Ferro Corporation
- Company type: Subsidiary
- Traded as: NYSE: FOE
- Industry: Specialty chemicals
- Founded: 1919
- Founder: Harry D. Cushman
- Headquarters: Mayfield Heights, Ohio
- Key people: Peter Thomas(CEO), Jeffrey L. Rutherford (CFO), Mark H. Duesenberg(VP), Ann E. Killian (VP)
- Revenue: $1,075 Million (2015), $1,111 Million (2014), $1,188 Million (2013), $1,344 Million (2012), $2,130 Million (2011)
- Number of employees: 4,846 (2015)
- Parent: Prince International Corporation
- Divisions: Inorganics, Organics, Electronic Materials
- Website: www.ferro.com

= Ferro Corporation =

American materials company

Ferro Corporation is an American producer of technology-based performance materials for manufacturers, focusing on four core segments: performance colors and glass; pigments, powders, and oxides; porcelain enamel; and tile coatings systems. Ferro was founded in 1919 by Harry D. Cushman in Cleveland. The company's headquarters are currently located in Mayfield Heights, Ohio.

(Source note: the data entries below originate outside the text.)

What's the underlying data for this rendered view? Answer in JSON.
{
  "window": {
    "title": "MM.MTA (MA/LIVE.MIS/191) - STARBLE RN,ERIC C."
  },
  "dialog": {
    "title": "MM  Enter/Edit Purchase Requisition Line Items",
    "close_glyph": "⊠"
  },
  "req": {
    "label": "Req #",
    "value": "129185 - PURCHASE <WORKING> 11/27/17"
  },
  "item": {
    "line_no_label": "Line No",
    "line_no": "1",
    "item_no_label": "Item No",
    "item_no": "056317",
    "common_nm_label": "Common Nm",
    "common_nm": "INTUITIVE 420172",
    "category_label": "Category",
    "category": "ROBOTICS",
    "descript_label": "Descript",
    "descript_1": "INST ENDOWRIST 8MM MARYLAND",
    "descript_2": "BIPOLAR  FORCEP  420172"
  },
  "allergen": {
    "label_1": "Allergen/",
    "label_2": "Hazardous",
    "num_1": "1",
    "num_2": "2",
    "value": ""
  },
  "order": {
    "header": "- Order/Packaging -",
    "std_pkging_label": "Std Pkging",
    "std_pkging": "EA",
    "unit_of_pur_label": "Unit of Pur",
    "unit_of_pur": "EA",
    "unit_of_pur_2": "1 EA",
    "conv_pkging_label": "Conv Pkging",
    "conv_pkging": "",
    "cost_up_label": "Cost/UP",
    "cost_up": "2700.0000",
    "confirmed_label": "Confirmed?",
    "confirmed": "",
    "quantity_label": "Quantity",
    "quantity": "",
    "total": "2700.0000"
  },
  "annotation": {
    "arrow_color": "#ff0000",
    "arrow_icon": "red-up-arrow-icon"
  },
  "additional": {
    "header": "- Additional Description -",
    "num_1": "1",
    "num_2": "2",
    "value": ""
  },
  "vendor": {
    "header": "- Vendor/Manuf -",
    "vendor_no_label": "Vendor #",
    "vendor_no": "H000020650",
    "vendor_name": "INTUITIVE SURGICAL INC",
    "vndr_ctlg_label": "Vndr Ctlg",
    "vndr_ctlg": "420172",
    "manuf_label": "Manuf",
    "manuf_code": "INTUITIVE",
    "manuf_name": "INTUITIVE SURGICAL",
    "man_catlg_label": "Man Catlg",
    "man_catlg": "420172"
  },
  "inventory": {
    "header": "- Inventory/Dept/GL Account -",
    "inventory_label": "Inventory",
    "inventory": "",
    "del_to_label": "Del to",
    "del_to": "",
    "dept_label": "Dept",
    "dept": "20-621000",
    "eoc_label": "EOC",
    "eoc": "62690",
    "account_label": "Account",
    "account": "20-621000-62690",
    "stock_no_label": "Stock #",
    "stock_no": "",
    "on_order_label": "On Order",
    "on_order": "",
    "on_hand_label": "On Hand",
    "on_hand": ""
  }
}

In 2007, the company was listed as 844 on the Fortune 1000. As of 2011, Ferro operated 40 manufacturing facilities around the world.

==Restatement==
On January 18, 2005, Ferro Corporation updated the status of its investigation into inappropriate accounting entries in its Performance Chemicals business and its restatement process affecting fiscal years 2001, 2002 and 2003 and the first quarter of 2004.

On September 9, 2021, Ferro announced that its shareholders voted overwhelmingly to approve its acquisition by an affiliate of Prince International Corporation at a special meeting of Ferro shareholders.

The former businesses of the Ferro Corporation, Prince Minerals and Chromoflo merged under the stewardship of Michael Wilson as Vibrantz Technologies.